MoveNet: Body Segmentation for TFJS and NodeJS

Models are included in /model-* folders
Models descriptors have been additionally modified for readability

Supports:

  • MoveNet-Lightning v3 and v4
  • MoveNet-Thunder v3 and v4
  • MoveNet-Multipose v1

Performance:

  • Lightning v3: 5.450ms
  • Lightning v4: 5.481ms
  • Thunder v3: 10.388ms
  • Thunder v4: 10.508ms
  • Multipose: 11.217ms

Implementation

Actual model parsing implementation in movenet.js and movenet-multipose.js does not follow original
and is implemented using native TFJS ops and optimized for JavaScript execution

Function processResults() takes model.execute output and returns array of 17 keypoints:

  • id
  • score: score as number
  • label: annotated body part as string
  • xRaw: x coordinate normalized to 0..1
  • yRaw: y coordinate normalized to 0..1
  • x: x coordinate normalized to input image size
  • y: y coordinate normalized to input image size




Example

Example Image

Test

node movenet.js inputs/model1.jpg
2021-05-29 16:32:48 INFO:  movenet version 0.0.1
2021-05-29 16:32:48 INFO:  User: vlado Platform: linux Arch: x64 Node: v16.2.0
2021-05-29 16:32:49 INFO:  Loaded model { modelPath: 'file://model-lightning/movenet-lightning.json' } tensors: 178 bytes: 9299876
2021-05-29 16:32:49 INFO:  Model Signature {
  inputs: { 'input:0': { name: 'input:0', dtype: 'DT_INT32', tensorShape: { dim: [ { size: '1' }, { size: '192' }, { size: '192' }, { size: '3' }, [length]: 4 ] } } },
  outputs: { 'Identity:0': { name: 'Identity:0', dtype: 'DT_FLOAT', tensorShape: { dim: [ { size: '1' }, { size: '1' }, { size: '17' }, { size: '3' }, [length]: 4 ] } } }
}
2021-05-29 16:32:49 INFO:  Loaded image: inputs/model1.jpg inputShape: [ 938, 638, 3, [length]: 3 ] modelShape: [ 1, 192, 192, 3, [length]: 4 ] decoded size: 1795332
This model execution did not contain any nodes with control flow or dynamic output shapes.

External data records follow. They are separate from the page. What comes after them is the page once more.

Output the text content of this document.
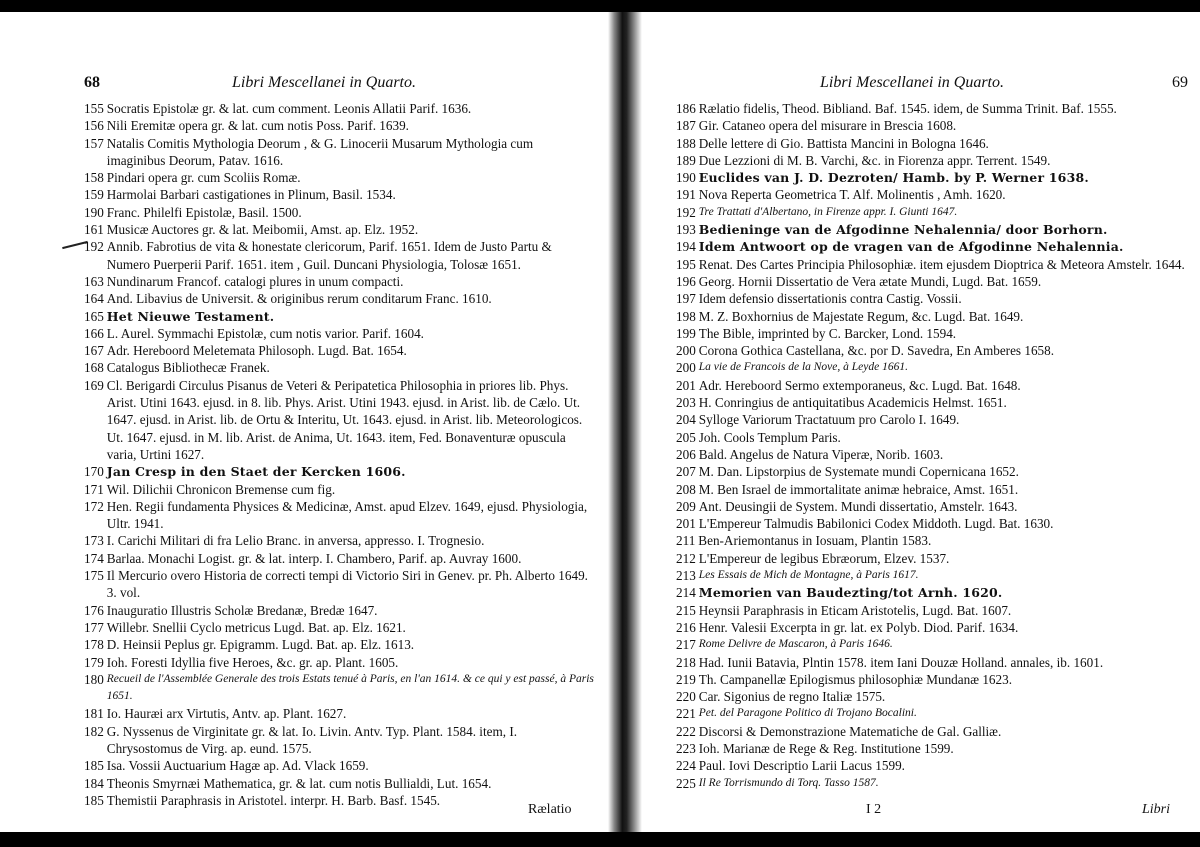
68	Libri Mescellanei in Quarto.
155 Socratis Epistolæ gr. & lat. cum comment. Leonis Allatii Parif. 1636.
156 Nili Eremitæ opera gr. & lat. cum notis Poss. Parif. 1639.
157 Natalis Comitis Mythologia Deorum , & G. Linocerii Musarum Mythologia cum imaginibus Deorum, Patav. 1616.
158 Pindari opera gr. cum Scoliis Romæ.
159 Harmolai Barbari castigationes in Plinum, Basil. 1534.
190 Franc. Philelfi Epistolæ, Basil. 1500.
161 Musicæ Auctores gr. & lat. Meibomii, Amst. ap. Elz. 1952.
192 Annib. Fabrotius de vita & honestate clericorum, Parif. 1651. Idem de Justo Partu & Numero Puerperii Parif. 1651. item , Guil. Duncani Physiologia, Tolosæ 1651.
163 Nundinarum Francof. catalogi plures in unum compacti.
164 And. Libavius de Universit. & originibus rerum conditarum Franc. 1610.
165 Het Nieuwe Testament.
166 L. Aurel. Symmachi Epistolæ, cum notis varior. Parif. 1604.
167 Adr. Hereboord Meletemata Philosoph. Lugd. Bat. 1654.
168 Catalogus Bibliothecæ Franek.
169 Cl. Berigardi Circulus Pisanus de Veteri & Peripatetica Philosophia in priores lib. Phys. Arist. Utini 1643. ejusd. in 8. lib. Phys. Arist. Utini 1943. ejusd. in Arist. lib. de Cælo. Ut. 1647. ejusd. in Arist. lib. de Ortu & Interitu, Ut. 1643. ejusd. in Arist. lib. Meteorologicos. Ut. 1647. ejusd. in M. lib. Arist. de Anima, Ut. 1643. item, Fed. Bonaventuræ opuscula varia, Urtini 1627.
170 Jan Cresp in den Staet der Kercken 1606.
171 Wil. Dilichii Chronicon Bremense cum fig.
172 Hen. Regii fundamenta Physices & Medicinæ, Amst. apud Elzev. 1649, ejusd. Physiologia, Ultr. 1941.
173 I. Carichi Militari di fra Lelio Branc. in anversa, appresso. I. Trognesio.
174 Barlaa. Monachi Logist. gr. & lat. interp. I. Chambero, Parif. ap. Auvray 1600.
175 Il Mercurio overo Historia de correcti tempi di Victorio Siri in Genev. pr. Ph. Alberto 1649. 3. vol.
176 Inauguratio Illustris Scholæ Bredanæ, Bredæ 1647.
177 Willebr. Snellii Cyclo metricus Lugd. Bat. ap. Elz. 1621.
178 D. Heinsii Peplus gr. Epigramm. Lugd. Bat. ap. Elz. 1613.
179 Ioh. Foresti Idyllia five Heroes, &c. gr. ap. Plant. 1605.
180 Recueil de l'Assemblée Generale des trois Estats tenué à Paris, en l'an 1614. & ce qui y est passé, à Paris 1651.
181 Io. Hauræi arx Virtutis, Antv. ap. Plant. 1627.
182 G. Nyssenus de Virginitate gr. & lat. Io. Livin. Antv. Typ. Plant. 1584. item, I. Chrysostomus de Virg. ap. eund. 1575.
185 Isa. Vossii Auctuarium Hagæ ap. Ad. Vlack 1659.
184 Theonis Smyrnæi Mathematica, gr. & lat. cum notis Bullialdi, Lut. 1654.
185 Themistii Paraphrasis in Aristotel. interpr. H. Barb. Basf. 1545.
Rælatio
Libri Mescellanei in Quarto.	69
186 Rælatio fidelis, Theod. Bibliand. Baf. 1545. idem, de Summa Trinit. Baf. 1555.
187 Gir. Cataneo opera del misurare in Brescia 1608.
188 Delle lettere di Gio. Battista Mancini in Bologna 1646.
189 Due Lezzioni di M. B. Varchi, &c. in Fiorenza appr. Terrent. 1549.
190 Euclides van J. D. Dezroten/ Hamb. by P. Werner 1638.
191 Nova Reperta Geometrica T. Alf. Molinentis , Amh. 1620.
192 Tre Trattati d'Albertano, in Firenze appr. I. Giunti 1647.
193 Bedieninge van de Afgodinne Nehalennia/ door Borhorn.
194 Idem Antwoort op de vragen van de Afgodinne Nehalennia.
195 Renat. Des Cartes Principia Philosophiæ. item ejusdem Dioptrica & Meteora Amstelr. 1644.
196 Georg. Hornii Dissertatio de Vera ætate Mundi, Lugd. Bat. 1659.
197 Idem defensio dissertationis contra Castig. Vossii.
198 M. Z. Boxhornius de Majestate Regum, &c. Lugd. Bat. 1649.
199 The Bible, imprinted by C. Barcker, Lond. 1594.
200 Corona Gothica Castellana, &c. por D. Savedra, En Amberes 1658.
200 La vie de Francois de la Nove, à Leyde 1661.
201 Adr. Hereboord Sermo extemporaneus, &c. Lugd. Bat. 1648.
203 H. Conringius de antiquitatibus Academicis Helmst. 1651.
204 Sylloge Variorum Tractatuum pro Carolo I. 1649.
205 Joh. Cools Templum Paris.
206 Bald. Angelus de Natura Viperæ, Norib. 1603.
207 M. Dan. Lipstorpius de Systemate mundi Copernicana 1652.
208 M. Ben Israel de immortalitate animæ hebraice, Amst. 1651.
209 Ant. Deusingii de System. Mundi dissertatio, Amstelr. 1643.
201 L'Empereur Talmudis Babilonici Codex Middoth. Lugd. Bat. 1630.
211 Ben-Ariemontanus in Iosuam, Plantin 1583.
212 L'Empereur de legibus Ebræorum, Elzev. 1537.
213 Les Essais de Mich de Montagne, à Paris 1617.
214 Memorien van Baudezting/tot Arnh. 1620.
215 Heynsii Paraphrasis in Eticam Aristotelis, Lugd. Bat. 1607.
216 Henr. Valesii Excerpta in gr. lat. ex Polyb. Diod. Parif. 1634.
217 Rome Delivre de Mascaron, à Paris 1646.
218 Had. Iunii Batavia, Plntin 1578. item Iani Douzæ Holland. annales, ib. 1601.
219 Th. Campanellæ Epilogismus philosophiæ Mundanæ 1623.
220 Car. Sigonius de regno Italiæ 1575.
221 Pet. del Paragone Politico di Trojano Bocalini.
222 Discorsi & Demonstrazione Matematiche de Gal. Galliæ.
223 Ioh. Marianæ de Rege & Reg. Institutione 1599.
224 Paul. Iovi Descriptio Larii Lacus 1599.
225 Il Re Torrismundo di Torq. Tasso 1587.
I 2	Libri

You can use model.execute() instead.
2021-05-29 16:32:49 INFO:  Inference time: 145 ms
2021-05-29 16:32:49 INFO:  Tensor output [ 1, 1, 17, 3, [length]: 4 ]
2021-05-29 16:32:49 INFO:  Processing time: 4 ms
2021-05-29 16:32:49 DATA:  Results: [
  { id: 0, label: 'nose', score: 0.851518988609314, xRaw: 0.133351668715477, yRaw: 0.4853442311286926, x: 309, y: 125 },
  { id: 1, label: 'leftEye', score: 0.7733256816864014, xRaw: 0.11329909414052963, yRaw: 0.501908540725708, x: 320, y: 106 },
  { id: 2, label: 'rightEye', score: 0.7870607376098633, xRaw: 0.11650494486093521, yRaw: 0.46030735969543457, x: 293, y: 109 },
  { id: 3, label: 'leftEar', score: 0.5259113311767578, xRaw: 0.11611292511224747, yRaw: 0.5221166610717773, x: 333, y: 108 },
  { id: 4, label: 'rightEar', score: 0.7544838786125183, xRaw: 0.12976181507110596, yRaw: 0.42634811997413635, x: 272, y: 121 },
  { id: 5, label: 'leftShoulder', score: 0.5883469581604004, xRaw: 0.1994987577199936, yRaw: 0.6012834906578064, x: 383, y: 187 },
  { id: 6, label: 'rightShoulder', score: 0.8768258094787598, xRaw: 0.23354817926883698, yRaw: 0.3692959249019623, x: 235, y: 219 },
  { id: 7, label: 'leftElbow', score: 0.7374638319015503, xRaw: 0.3235592842102051, yRaw: 0.6565064191818237, x: 418, y: 303 },
  { id: 8, label: 'rightElbow', score: 0.8474915623664856, xRaw: 0.3795775771141052, yRaw: 0.32592085003852844, x: 207, y: 356 },
  { id: 9, label: 'leftWrist', score: 0.6389445662498474, xRaw: 0.46755996346473694, yRaw: 0.6036725640296936, x: 385, y: 438 },
  { id: 10, label: 'rightWrist', score: 0.6672286987304688, xRaw: 0.4508911073207855, yRaw: 0.3890339136123657, x: 248, y: 422 },
  { id: 11, label: 'leftHip', score: 0.6918626427650452, xRaw: 0.49237537384033203, yRaw: 0.5632658004760742, x: 359, y: 461 },
  { id: 12, label: 'rightHip', score: 0.824874758720398, xRaw: 0.48929092288017273, yRaw: 0.42534327507019043, x: 271, y: 458 },
  { id: 13, label: 'leftKnee', score: 0.46882709860801697, xRaw: 0.6760866045951843, yRaw: 0.5007705688476562, x: 319, y: 634 },
  { id: 14, label: 'rightKnee', score: 0.5292187333106995, xRaw: 0.6698553562164307, yRaw: 0.5213510990142822, x: 332, y: 628 },
  { id: 15, label: 'leftAnkle', score: 0.4727800190448761, xRaw: 0.8808274865150452, yRaw: 0.44615471363067627, x: 284, y: 826 },
  { id: 16, label: 'rightAnkle', score: 0.23934555053710938, xRaw: 0.8793723583221436, yRaw: 0.5921049118041992, x: 377, y: 824 },
  [length]: 17
]
2021-05-29 16:32:49 STATE: Created output image: outputs/model1.jpg size: [ 638, 938, [length]: 2 ]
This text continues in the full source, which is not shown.